И вот после окончания вечерней службы я устанавливаю хорошо отгрунтованную доску в Сергиевском приделе храма. Я один. Мерцают лампадки перед иконами. Ярко освещена только доска, на которой должно возникнуть Преображение Господне. Мучительный момент первого прикосновения к чистой доске. Все-таки творчество – не совсем человеческое дело. Иначе мы не испытывали бы безотчетного внутреннего страха, инстинктивного сопротивления в этот момент, как перед прыжком в бездну. Нужно закрыть глаза и броситься в нее. Потом, я знаю по опыту, работа пойдет, хорошо или плохо – другое дело. Господи, помоги! Я касаюсь карандашом доски, провожу первую линию, вторую, размечая контуры фигур…

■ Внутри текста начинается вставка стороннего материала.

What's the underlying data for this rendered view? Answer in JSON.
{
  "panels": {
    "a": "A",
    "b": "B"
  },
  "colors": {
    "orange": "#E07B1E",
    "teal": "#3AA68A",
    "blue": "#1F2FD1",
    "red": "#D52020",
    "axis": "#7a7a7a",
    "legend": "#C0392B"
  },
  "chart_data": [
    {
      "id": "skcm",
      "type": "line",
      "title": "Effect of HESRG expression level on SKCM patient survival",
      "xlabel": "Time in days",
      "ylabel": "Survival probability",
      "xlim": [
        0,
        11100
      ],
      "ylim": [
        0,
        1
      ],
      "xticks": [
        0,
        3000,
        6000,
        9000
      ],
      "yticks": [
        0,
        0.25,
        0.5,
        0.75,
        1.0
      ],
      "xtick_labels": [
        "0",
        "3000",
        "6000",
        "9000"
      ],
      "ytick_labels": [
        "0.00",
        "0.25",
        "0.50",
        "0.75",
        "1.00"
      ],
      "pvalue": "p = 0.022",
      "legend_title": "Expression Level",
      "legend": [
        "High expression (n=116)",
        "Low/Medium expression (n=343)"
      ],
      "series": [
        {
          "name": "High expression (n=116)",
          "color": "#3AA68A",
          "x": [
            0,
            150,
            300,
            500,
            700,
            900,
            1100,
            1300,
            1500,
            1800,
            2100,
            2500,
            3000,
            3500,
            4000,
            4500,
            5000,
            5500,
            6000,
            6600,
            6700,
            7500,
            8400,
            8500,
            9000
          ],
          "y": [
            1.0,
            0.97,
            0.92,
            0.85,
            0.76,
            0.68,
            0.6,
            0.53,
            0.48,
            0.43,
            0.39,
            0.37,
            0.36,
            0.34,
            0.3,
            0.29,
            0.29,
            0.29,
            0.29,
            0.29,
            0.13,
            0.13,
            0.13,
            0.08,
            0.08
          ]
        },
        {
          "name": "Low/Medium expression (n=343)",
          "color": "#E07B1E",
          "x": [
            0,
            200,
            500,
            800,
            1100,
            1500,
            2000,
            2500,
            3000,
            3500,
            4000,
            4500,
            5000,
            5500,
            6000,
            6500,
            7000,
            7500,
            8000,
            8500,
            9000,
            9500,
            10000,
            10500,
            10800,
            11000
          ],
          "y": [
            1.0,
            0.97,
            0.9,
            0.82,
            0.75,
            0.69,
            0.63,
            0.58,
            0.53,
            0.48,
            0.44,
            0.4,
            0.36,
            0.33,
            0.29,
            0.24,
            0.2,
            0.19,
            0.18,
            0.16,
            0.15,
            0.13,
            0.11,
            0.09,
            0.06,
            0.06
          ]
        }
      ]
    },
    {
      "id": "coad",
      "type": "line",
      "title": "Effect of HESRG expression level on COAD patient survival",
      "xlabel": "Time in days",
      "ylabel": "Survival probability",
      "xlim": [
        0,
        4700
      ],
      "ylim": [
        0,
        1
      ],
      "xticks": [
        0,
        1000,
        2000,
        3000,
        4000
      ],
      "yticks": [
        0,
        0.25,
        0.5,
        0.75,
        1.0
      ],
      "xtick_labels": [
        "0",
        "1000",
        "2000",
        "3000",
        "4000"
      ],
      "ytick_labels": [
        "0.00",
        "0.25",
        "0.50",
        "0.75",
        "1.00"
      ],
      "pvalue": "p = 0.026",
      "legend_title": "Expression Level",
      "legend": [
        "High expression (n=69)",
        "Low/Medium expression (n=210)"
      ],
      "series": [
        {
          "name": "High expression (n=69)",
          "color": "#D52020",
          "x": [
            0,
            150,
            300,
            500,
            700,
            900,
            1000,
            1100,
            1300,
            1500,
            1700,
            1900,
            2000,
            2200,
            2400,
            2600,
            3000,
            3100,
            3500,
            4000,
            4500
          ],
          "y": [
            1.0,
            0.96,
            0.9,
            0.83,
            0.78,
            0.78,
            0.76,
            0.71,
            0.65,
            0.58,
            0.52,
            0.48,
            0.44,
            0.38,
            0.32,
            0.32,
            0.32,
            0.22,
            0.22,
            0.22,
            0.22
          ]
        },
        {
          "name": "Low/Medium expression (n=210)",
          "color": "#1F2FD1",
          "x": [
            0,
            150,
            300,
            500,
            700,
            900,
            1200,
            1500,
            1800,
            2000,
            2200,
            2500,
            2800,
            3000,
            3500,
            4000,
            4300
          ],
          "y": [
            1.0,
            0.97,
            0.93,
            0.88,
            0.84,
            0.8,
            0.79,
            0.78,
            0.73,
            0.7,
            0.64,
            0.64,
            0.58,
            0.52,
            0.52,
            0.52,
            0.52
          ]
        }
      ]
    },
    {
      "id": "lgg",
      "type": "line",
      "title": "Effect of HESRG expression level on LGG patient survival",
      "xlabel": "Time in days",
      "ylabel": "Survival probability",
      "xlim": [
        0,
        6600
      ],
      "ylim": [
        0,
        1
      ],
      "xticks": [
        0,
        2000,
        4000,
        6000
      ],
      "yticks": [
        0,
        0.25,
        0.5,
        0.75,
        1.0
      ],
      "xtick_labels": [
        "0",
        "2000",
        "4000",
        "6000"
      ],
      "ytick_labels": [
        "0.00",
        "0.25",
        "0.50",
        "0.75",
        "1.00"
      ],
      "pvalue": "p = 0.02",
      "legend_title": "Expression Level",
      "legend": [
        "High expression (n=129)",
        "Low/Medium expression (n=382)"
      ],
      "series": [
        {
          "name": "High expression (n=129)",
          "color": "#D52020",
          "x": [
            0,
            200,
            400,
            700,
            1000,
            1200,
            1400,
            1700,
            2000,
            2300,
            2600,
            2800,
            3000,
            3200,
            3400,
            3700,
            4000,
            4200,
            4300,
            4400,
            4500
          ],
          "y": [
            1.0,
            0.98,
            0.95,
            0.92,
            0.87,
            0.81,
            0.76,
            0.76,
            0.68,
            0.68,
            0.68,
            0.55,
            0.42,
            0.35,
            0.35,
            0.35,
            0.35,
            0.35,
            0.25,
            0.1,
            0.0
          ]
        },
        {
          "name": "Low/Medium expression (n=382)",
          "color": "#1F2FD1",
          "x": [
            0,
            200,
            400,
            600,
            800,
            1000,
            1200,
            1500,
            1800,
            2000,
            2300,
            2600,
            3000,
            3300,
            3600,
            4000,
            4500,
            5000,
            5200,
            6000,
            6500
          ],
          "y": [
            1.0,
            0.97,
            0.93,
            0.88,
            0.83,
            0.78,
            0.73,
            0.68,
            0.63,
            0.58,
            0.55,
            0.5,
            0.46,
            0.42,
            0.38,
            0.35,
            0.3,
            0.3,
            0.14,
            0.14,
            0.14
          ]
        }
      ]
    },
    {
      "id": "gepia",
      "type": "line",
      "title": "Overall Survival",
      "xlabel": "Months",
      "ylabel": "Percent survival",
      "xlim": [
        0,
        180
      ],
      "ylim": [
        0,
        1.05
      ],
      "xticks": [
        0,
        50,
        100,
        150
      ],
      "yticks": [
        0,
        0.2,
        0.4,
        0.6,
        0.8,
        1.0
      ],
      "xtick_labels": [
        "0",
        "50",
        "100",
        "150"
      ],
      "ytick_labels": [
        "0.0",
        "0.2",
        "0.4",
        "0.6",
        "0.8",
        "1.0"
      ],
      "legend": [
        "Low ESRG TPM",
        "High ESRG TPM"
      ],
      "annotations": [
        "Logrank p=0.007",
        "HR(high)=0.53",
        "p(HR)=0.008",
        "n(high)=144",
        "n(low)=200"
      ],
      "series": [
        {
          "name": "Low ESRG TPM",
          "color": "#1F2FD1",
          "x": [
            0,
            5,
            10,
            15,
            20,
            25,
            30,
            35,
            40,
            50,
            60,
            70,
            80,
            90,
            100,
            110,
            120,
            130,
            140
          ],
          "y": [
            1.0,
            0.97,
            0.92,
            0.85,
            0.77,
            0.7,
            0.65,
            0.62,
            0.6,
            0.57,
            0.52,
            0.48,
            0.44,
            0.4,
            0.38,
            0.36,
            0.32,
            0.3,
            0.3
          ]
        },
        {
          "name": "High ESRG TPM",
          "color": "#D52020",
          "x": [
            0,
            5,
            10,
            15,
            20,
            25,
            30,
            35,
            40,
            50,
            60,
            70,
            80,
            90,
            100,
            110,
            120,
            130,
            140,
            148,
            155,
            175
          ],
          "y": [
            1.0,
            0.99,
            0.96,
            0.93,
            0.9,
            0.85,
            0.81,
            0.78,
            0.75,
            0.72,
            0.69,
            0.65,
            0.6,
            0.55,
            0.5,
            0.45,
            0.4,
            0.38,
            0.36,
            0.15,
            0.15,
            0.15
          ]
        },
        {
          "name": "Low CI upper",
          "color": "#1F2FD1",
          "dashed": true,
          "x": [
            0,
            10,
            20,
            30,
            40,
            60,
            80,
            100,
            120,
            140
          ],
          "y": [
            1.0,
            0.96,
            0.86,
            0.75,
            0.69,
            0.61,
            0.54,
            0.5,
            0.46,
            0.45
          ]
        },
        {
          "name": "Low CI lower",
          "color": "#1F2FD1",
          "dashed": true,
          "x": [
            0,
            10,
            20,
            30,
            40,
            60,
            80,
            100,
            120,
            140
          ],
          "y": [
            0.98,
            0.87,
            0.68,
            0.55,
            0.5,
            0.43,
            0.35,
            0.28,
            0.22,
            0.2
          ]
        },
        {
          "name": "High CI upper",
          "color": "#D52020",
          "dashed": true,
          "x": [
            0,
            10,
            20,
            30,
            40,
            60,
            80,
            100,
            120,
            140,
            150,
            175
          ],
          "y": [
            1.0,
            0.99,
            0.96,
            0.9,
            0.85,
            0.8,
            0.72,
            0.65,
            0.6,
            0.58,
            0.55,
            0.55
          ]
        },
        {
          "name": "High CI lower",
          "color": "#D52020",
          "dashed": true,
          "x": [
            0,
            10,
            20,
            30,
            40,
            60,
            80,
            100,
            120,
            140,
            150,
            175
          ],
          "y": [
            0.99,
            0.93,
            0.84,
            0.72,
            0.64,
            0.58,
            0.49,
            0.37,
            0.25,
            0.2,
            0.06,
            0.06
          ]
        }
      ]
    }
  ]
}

«По прошествии дней шести, взял Иисус Петра, Иакова и Иоанна, брата его, и возвел их на гору высокую одних, и преобразился перед ними: и просияло лице Его, как солнце, одежды же Его сделались белыми, как свет. И вот, явились им Моисей и Илия, с Ним беседующие. При сем Петр сказал Иисусу: Господи, хорошо нам здесь быть; если хочешь, сделаем здесь три кущи: Тебе одну, и Моисею одну, И одну Илии. Когда он еще говорил се, облако светлое осенило их: и се глас из облака глаголющий: Сей есть Сын Мой Возлюбленный, в Котором Мое благоволение; Его слушайте. И, услышавши, ученики пали на лица свои и очень испугались. Но Иисус, приступив, коснулся их и сказал: встаньте и не бойтесь. Возведши же очи свои, они никого не увидели, кроме Иисуса».
В сущности это все, что известно о Преображении Господнем. Свидетельство евангелиста Матфея можно дополнить немногими, но важными деталями из Евангелия от Луки. Там говорится, что Иисус взошел на гору, чтобы помолиться, то есть его целью была совместная молитва с самыми близкими учениками, а не собеседование с Моисеем и Илией и не желание явить ученикам Свою Божественную сущность. Таинственное явление пророков и Божественное Преображение есть лишь следствие, результат сокровенной молитвы. Вот почему Он велел ученикам никому не рассказывать об увиденном. И еще одна деталь. Евангелист Лука сообщает, что Петр и «бывшие с ним» были отягчены сном и, пробудившись, увидели славу Его и двух мужей, стоявших с Ним. Нужно ли понимать в буквальном смысле, что ученики (все трое), утомленные молитвой, уснули, в то время как бодрствовал один Иисус, а потом вдруг одновременно пробудились? Или их пробуждение явилось прорывом в иную реальность, в сверхреальность, и таким образом, молитва отверзла их очи, дав увидеть то, что в обычном состоянии сокрыто от взора людей? Не потому ли исихасты, стремившиеся с помощью умного делания и молитвы сподобиться видения Божественного Фаворского света, так почитали Преображение?